I think you vastly underestimate how expensive that robot would be to manufacture and maintain. Of course, costs could come down over time but it's going to take a lot of work to make it economically viable for the types of jobs you are considering replacing.
it seems that it might be close to doing what a low-skill laborer would do in a factory setting. remember that it should be able to work for longer hours, and not require benefits etc. i suspect that companies would start to purchase such a device at $100k. that price seems achievable, probably within a few years. as quantities increase, i suspect that the price will fall dramatically thereafter.
As mentioned elsewhere in the thread, it's generally a lot simpler to redesign your workspace to take advantage of a simpler robot design than it is to get a bunch of more general robots like this that still aren't quite there anyway. Amazon's warehouse robots come to mind in every one of these conversations: https://www.youtube.com/watch?v=quWFjS3Ci7A

The hardware is almost there, at least, for general tasks. I'm not sure about software. Is there anything recent showing machines reading human-targeted instructions to accomplish some task (change a tire, set up a desk) and then fulfilling the task, without having been programmed or trained on that task already? That would be impressive.

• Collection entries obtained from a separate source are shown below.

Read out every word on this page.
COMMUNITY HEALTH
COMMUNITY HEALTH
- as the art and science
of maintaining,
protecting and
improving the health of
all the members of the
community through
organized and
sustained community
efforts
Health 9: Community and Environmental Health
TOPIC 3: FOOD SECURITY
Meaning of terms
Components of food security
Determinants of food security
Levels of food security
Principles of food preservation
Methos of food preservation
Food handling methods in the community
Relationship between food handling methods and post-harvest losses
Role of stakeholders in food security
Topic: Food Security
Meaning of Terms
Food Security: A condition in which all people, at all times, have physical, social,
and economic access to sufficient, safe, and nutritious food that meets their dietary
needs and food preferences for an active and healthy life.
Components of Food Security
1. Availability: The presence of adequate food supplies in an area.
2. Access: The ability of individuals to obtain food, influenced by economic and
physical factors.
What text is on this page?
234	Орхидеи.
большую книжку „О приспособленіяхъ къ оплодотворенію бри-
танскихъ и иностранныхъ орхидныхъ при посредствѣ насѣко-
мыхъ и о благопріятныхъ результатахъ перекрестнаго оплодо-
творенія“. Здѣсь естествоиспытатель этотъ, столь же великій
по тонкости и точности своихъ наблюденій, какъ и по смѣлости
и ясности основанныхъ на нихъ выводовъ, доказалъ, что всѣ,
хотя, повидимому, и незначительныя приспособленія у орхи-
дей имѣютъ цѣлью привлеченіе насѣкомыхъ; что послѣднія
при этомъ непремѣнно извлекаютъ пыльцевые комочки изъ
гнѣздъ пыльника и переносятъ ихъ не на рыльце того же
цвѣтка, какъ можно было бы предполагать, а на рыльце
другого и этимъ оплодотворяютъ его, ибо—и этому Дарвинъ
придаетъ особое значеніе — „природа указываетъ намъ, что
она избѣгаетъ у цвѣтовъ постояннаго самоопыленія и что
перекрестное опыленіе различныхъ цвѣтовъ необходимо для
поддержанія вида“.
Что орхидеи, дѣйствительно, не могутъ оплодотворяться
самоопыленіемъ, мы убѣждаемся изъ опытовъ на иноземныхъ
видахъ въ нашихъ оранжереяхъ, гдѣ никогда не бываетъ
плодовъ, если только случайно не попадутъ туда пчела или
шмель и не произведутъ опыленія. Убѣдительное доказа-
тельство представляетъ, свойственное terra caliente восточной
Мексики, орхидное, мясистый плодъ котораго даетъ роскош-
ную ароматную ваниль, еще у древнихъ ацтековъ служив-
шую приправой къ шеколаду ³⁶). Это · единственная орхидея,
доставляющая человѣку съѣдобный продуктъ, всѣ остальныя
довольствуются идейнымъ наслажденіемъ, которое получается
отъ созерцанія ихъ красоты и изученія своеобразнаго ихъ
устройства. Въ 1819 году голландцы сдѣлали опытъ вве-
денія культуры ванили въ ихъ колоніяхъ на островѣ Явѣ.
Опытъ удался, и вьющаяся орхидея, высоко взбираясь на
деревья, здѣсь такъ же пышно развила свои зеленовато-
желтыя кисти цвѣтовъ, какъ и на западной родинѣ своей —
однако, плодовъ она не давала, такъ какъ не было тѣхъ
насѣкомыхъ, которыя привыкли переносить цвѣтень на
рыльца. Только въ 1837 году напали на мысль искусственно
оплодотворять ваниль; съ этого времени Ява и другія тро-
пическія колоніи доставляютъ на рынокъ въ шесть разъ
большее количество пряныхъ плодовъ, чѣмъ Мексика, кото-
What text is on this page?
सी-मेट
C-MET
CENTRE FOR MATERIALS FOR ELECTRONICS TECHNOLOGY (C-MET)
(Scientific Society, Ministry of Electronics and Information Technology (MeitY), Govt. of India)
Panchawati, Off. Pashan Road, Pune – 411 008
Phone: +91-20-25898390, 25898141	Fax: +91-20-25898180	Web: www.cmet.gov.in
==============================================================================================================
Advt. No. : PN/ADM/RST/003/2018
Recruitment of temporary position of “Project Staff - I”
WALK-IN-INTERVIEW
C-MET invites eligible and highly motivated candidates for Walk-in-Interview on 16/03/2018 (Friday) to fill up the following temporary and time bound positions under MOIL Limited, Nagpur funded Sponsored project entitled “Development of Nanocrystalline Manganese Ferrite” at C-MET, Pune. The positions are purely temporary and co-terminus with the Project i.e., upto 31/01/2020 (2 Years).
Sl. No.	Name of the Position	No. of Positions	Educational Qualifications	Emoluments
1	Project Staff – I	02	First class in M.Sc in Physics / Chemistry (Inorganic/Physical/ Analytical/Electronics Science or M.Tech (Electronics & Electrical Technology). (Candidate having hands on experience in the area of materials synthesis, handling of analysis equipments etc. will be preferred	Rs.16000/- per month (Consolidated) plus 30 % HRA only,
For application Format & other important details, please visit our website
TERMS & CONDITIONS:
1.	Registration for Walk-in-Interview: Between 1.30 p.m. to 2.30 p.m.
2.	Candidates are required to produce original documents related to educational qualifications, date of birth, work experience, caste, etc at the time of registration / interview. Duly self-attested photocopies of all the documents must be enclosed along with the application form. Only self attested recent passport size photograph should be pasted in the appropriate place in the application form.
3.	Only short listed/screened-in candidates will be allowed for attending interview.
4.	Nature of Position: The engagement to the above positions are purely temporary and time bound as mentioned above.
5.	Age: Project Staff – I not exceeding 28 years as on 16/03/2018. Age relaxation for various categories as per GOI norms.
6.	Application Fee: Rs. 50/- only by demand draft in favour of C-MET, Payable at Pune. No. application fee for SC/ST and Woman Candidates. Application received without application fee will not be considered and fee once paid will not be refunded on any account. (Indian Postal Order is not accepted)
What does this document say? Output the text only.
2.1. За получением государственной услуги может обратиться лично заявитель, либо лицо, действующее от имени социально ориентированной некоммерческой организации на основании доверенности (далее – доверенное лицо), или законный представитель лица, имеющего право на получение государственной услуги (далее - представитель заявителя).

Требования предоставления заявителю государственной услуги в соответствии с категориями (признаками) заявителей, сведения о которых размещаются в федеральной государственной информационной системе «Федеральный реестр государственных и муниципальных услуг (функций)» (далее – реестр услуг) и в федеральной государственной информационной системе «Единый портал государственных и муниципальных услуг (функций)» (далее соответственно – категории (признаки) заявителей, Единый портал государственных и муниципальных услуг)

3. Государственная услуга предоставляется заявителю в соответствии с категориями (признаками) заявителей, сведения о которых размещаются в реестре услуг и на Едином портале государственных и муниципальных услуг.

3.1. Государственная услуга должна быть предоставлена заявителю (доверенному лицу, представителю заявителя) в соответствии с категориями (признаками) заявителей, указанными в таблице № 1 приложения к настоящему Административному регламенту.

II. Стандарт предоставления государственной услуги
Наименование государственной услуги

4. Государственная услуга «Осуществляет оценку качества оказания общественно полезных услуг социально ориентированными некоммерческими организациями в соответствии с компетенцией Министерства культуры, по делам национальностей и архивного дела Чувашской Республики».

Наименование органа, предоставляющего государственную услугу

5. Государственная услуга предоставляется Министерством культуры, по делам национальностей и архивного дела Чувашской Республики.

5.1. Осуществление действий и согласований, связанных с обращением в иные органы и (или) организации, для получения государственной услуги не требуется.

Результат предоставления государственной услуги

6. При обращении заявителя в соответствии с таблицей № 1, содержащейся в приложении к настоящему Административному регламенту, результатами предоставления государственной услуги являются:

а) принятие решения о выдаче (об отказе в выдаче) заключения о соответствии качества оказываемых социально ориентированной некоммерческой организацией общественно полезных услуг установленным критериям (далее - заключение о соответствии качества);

The rule of thumb is you have to recoup capital costs in 2 years to make it worthwhile.
Given the above assumptions that seems doable to me. 2 years of working nearly 24/7 with virtually no costs(compared to wages/benefits) would more than pay for itself. But I don't think the above assumptions are necessarily correct, that sounds a bit too cheap to me.
It may be doable, I am not trying to be overly negative. It's just that I probably wouldn't target minimum wage workers with this robot.

Also you say "no costs" but do you honestly think these would be maintenance free? There would probably be a fairly significant cost to keep a fleet of these robots running as they are incredibly complex as compared to say an amazon warehouse robot.

Oh yes, I didn't mean there are no costs, just that beyond the initial expense they are much cheaper than human employees.
Yeah, I know what you mean. We'll have several dozen heading off to Mars, various moons of Jupiter, and perhaps the outer planets. Because humans won't be going, it'll be a fraction of the cost.'

Btw, why do people always worry about the jobs technology will take away? The good old days when everyone was a farmer.

>Btw, why do people always worry about the jobs technology will take away?

Because if technology destroys your industry you lose. Automating textile work lead to greater wealth for the world as a whole, but it didn't make textile workers better off. The fact that a new job was created somewhere doesn't matter to them if they can't do it.

Robots - they took our jobs! https://www.youtube.com/watch?v=2ZBYLIUqmIs
Datacenters for information crunching, cyborgs for physical crunching... heaven is coming. Or is it.